Adhering to the spirit of the law and, following the law itself, Opinion CES 968/98, refers to Sequential Programs in this way:
“The principle of flexibility is reflected in both the letter and spirit of the Law … The same spirit should prevail in the letter of the regulations … The new figure of the Sequential Programs is an     element of this spirit. The absence of design for the new figure invites for innovations that meet the demands for post-secondary education … The new figure is characterized initially by being a modality apart from other higher education programs… As a specific modality, it distinguishes itself from undergraduate programs and should not be confused with them. Sequential Programs are not undergraduate programs. The former are         contemplated in subsection I of Article 44, (the latter) in subsection II dealing with undergraduate courses”.

It is clear in the legislation that sequential programs have nothing to do with undergraduate programs. According to LDB/96, Article 44, Section I, Sequential Programs are “of different levels, open to candidates who meet the requirements established by educational institutions …” ; On the other hand, according to LDB/96, Art. 44, Section II, undergraduate programs, are “open to candidates who have completed high school or equivalent and have been classified in a selection process”. In the first case, the HEIs are free to determine their criteria for access while, in the second case, the HEIs have to implement a selection process for access to its undergraduate programs.

Finally, based on the model of the American community colleges, and the intentions explained by Senator Darcy Ribeiro, Resolution 1/99 defined two types of sequential programs: 1. Sequential Program of Specific Formation, of two years duration that, like the two-year community college programs, grants a higher education degree, but not an undergraduate, bachelor’s degree; and 2. Sequential Program of Completion of Studies, which grants the student a certificate in function of individually formulated programs, of different duration.

Resolution 1/99 erred, however, by linking the sequential programs to the “institution that has one or more recognized undergraduate courses” (caput of Article 4).

IT IS NOT WHAT THE LAW SAYS: The law is very clear.
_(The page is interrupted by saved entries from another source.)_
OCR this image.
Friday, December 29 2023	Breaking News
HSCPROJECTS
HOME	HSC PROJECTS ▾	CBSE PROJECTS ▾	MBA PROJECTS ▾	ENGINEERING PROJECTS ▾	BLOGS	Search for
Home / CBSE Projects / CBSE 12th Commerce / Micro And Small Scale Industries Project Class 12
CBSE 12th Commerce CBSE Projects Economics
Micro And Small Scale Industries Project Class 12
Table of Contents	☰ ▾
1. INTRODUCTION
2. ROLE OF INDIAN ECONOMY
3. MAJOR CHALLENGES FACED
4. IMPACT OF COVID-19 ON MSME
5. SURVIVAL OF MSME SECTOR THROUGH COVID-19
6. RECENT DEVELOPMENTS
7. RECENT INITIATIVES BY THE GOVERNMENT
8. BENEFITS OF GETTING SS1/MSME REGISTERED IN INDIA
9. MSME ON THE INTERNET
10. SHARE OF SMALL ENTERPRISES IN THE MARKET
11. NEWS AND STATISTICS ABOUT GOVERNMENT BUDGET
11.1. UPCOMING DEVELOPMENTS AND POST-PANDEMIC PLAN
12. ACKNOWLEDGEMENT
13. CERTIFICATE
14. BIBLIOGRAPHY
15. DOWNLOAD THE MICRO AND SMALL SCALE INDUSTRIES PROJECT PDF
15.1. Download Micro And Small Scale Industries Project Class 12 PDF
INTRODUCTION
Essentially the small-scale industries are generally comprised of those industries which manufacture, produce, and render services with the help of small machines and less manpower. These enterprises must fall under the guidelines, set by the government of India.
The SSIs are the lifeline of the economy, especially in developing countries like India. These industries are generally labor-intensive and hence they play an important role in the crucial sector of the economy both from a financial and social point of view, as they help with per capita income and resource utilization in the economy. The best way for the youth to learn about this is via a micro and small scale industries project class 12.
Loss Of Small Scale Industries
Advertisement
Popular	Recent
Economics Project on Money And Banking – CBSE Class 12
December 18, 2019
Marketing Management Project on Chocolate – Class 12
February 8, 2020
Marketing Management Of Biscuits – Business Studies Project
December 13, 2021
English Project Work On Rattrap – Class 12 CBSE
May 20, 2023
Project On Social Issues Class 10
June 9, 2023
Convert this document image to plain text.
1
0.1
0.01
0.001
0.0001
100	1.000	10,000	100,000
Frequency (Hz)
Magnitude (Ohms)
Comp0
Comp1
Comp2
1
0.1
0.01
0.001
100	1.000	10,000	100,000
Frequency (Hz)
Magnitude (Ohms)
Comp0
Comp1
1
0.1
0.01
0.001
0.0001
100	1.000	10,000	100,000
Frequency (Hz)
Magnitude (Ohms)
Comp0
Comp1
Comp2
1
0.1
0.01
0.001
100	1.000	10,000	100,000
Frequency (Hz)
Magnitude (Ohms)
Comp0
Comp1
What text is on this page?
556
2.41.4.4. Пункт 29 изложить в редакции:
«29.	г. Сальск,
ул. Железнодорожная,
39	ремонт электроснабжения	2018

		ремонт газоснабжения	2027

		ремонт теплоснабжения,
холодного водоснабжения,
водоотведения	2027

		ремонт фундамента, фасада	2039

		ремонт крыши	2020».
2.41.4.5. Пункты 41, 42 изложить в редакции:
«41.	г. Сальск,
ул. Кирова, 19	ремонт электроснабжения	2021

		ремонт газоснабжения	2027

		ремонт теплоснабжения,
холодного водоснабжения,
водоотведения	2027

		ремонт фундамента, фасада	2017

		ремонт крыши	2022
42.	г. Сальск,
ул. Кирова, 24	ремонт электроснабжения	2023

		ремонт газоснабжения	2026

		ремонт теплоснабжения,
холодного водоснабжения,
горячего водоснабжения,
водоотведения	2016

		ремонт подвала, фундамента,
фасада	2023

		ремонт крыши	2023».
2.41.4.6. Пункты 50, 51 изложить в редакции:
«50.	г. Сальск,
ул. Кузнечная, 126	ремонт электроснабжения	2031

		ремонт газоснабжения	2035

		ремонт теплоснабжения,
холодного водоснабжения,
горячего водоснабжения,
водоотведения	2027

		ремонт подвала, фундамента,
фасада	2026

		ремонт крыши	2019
One of four modes of higher education, as we have seen above, sequential programs are included in item I of Article 44 of the LDB/96, with their own conditions, while those of undergraduate, four year programs, are inserted in section II of the same article, with different conditions than those of sequential programs.

This error of understanding of the law contributed to, eventually, doom the program. The intent of the law was to follow the example of the American community college model and keep  the design of sequential programs independent of any of the other three modes of higher education programs: undergraduate, graduate, and extension programs. This unwarranted linkage of the Sequential Programs to undergraduate programs clearly demonstrates the lack of understanding by MEC administrators and by the private educational leaders who did not contest Opinion 1/99. The error  of the understanding of the law, resulted in several other misconceptions (as in Technical Note No. 733/2015) and opinions (such as Opinion 1/2017), which, by making the same mistake, initially limited the scope and flexibility of this higher education modality, and in the end, as we shall see in the next chapter of this paper, destroyed it.

Even with this fundamental and primary error, a number of individual HEIs had, since the year 2000, implemented sequential programs, some with unexpected success in creating flexible, credit-based models that have made it possible for the first time the access to higher education of non- traditional students, and the development of in-company programs.

Unfortunately, the ‘pluralism of ideas and pedagogical conceptions’ enshrined in FC/88 and LDB/96 did not last for long – Resolution 1/2017, as we will see in the next chapter, effectively eliminated any attempt to further innovate in Brazilian higher education, at least as long as the administrators of the private sector remain silent and accept the arbitrary, unconstitutional and illegal determinations of the Ministry of Education, hoping that, maybe some day, the Ministry of Education will follow the Constitution and the Law.